To assess this uncertainty, we developed an online tool designed to provide users with objective insights into potential risks that may not have been detected during the approval process. The tool can assist making informed decisions regarding the use of these devices by demonstrating their implicitly accepted risk.

The tool uses Bayesian statistics with a constant hazard assumption to answer the following two questions:

  1. Based on current evidence, what is the upper bound to the n-year risk for an individual patient?
  2. If we collect more evidence, how does our confidence in the upper bound for an individual patients n-year risk change?

The tool requires users to input the collected evidence in the form of cumulative device experience, i.e. the total number of years the device has been implanted in humans, and the number of observed events during these years. The tool calculates an upper bound for the n-year risk for an individual patient, as a function of the cumulative device experience. Increasing the cumulative device experience, by collecting more evidence, will increase our confidence that the n-year risk is lower than a certain threshold. This can be seen in Figure 1, where we show the upper bound to the 10-year risk of a hypothetical device with only 100 cumulative patient years and the small number of 4 events. With this evidence, we are 90% certain the 10-year risk is below 55%. By collecting up to 800 cumulative patient years we can be 90% certain that the risk is below 40%.  
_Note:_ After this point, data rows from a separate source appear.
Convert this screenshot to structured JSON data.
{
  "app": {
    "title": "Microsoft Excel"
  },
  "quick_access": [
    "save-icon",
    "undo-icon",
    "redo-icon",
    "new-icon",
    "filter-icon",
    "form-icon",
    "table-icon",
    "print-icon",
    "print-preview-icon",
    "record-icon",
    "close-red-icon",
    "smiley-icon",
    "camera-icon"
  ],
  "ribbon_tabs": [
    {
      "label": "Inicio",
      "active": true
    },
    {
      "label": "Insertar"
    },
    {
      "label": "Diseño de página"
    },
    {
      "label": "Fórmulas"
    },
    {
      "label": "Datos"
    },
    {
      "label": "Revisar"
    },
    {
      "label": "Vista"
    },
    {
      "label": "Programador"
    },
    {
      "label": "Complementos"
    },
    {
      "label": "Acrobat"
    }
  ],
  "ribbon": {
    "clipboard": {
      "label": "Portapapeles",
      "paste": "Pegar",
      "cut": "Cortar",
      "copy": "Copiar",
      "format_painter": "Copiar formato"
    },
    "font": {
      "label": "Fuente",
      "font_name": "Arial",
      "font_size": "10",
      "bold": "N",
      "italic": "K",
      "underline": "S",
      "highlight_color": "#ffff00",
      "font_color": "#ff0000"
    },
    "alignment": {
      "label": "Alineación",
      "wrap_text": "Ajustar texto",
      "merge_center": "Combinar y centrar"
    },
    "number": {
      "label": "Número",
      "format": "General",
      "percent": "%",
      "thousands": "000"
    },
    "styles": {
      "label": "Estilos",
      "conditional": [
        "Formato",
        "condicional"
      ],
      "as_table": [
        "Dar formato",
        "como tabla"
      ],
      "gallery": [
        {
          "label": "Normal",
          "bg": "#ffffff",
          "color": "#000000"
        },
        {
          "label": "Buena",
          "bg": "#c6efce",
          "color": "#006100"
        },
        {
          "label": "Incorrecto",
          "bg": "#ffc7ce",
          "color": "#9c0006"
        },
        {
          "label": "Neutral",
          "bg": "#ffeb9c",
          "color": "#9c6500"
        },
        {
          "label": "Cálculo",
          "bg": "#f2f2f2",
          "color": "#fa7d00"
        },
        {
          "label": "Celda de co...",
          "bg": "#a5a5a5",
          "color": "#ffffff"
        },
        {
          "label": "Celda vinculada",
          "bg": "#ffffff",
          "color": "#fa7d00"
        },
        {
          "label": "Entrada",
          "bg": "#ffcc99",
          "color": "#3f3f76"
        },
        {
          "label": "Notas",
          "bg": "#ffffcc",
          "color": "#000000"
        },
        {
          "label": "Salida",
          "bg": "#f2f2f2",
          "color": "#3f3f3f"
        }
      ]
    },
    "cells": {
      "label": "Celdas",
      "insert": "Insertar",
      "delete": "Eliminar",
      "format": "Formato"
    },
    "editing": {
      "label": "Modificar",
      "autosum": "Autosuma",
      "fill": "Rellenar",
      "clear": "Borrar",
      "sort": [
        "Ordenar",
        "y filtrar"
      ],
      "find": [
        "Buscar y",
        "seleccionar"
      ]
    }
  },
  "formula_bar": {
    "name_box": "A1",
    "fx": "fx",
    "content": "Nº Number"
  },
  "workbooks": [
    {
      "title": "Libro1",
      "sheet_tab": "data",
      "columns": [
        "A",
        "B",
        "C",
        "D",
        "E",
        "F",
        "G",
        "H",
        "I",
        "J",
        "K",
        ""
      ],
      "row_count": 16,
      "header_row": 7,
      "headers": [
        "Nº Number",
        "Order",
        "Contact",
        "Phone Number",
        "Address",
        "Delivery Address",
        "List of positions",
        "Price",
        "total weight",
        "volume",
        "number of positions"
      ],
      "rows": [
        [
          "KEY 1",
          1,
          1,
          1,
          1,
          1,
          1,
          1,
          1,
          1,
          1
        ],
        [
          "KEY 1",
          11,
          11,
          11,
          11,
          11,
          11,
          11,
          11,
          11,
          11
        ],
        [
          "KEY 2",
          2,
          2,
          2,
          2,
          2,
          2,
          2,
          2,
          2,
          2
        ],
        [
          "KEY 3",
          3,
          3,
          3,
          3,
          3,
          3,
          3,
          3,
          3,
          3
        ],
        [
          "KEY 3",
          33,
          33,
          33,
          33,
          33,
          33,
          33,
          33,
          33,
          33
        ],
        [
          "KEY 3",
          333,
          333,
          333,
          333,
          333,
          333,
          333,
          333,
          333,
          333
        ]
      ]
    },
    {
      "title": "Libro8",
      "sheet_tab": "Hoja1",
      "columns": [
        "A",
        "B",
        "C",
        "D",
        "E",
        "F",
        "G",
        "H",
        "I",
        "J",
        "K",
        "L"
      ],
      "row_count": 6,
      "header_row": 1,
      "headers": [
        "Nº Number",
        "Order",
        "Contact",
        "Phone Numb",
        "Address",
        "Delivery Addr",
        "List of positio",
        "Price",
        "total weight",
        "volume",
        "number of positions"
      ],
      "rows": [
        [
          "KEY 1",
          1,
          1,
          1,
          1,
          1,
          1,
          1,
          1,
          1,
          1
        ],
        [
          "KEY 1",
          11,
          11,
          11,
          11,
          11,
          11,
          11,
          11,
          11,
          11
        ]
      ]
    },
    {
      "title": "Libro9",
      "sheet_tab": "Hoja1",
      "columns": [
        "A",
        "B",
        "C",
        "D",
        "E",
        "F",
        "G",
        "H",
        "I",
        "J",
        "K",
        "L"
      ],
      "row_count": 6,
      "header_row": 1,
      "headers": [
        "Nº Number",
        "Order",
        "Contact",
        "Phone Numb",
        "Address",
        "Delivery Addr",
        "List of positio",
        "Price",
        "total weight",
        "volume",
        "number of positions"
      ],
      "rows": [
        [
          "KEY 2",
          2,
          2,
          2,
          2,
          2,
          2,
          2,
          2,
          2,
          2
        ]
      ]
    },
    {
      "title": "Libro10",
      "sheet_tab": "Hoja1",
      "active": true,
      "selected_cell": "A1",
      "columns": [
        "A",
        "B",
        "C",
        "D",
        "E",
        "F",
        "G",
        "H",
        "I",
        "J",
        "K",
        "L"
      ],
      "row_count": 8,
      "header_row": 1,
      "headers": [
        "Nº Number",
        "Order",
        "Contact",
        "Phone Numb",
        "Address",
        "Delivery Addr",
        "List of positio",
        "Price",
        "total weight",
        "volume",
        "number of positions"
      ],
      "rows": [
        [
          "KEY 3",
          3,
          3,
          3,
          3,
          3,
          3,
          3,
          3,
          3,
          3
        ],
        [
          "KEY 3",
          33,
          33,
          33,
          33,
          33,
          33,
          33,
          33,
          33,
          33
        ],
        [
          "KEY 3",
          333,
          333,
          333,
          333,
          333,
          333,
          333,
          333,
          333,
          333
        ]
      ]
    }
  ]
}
We have successfully tested the tool using a dataset of studies comparing bioresorbable vascular scaffold (BVS) with an already approved Everolimus drug-eluting stent. Figure 2 shows that based on the results of the trial, the 10-year risk for an individual patient with the inferior BVS device is higher than for the drug-eluting stent.

Figure 1 Upper bound to 10-year risk for hypothetical device
Figure 2 Estimated risk for BVS and the superior EES device.

Further methodological research may implement a non-constant hazard. Considering more use-cases with real-world data is also recommended.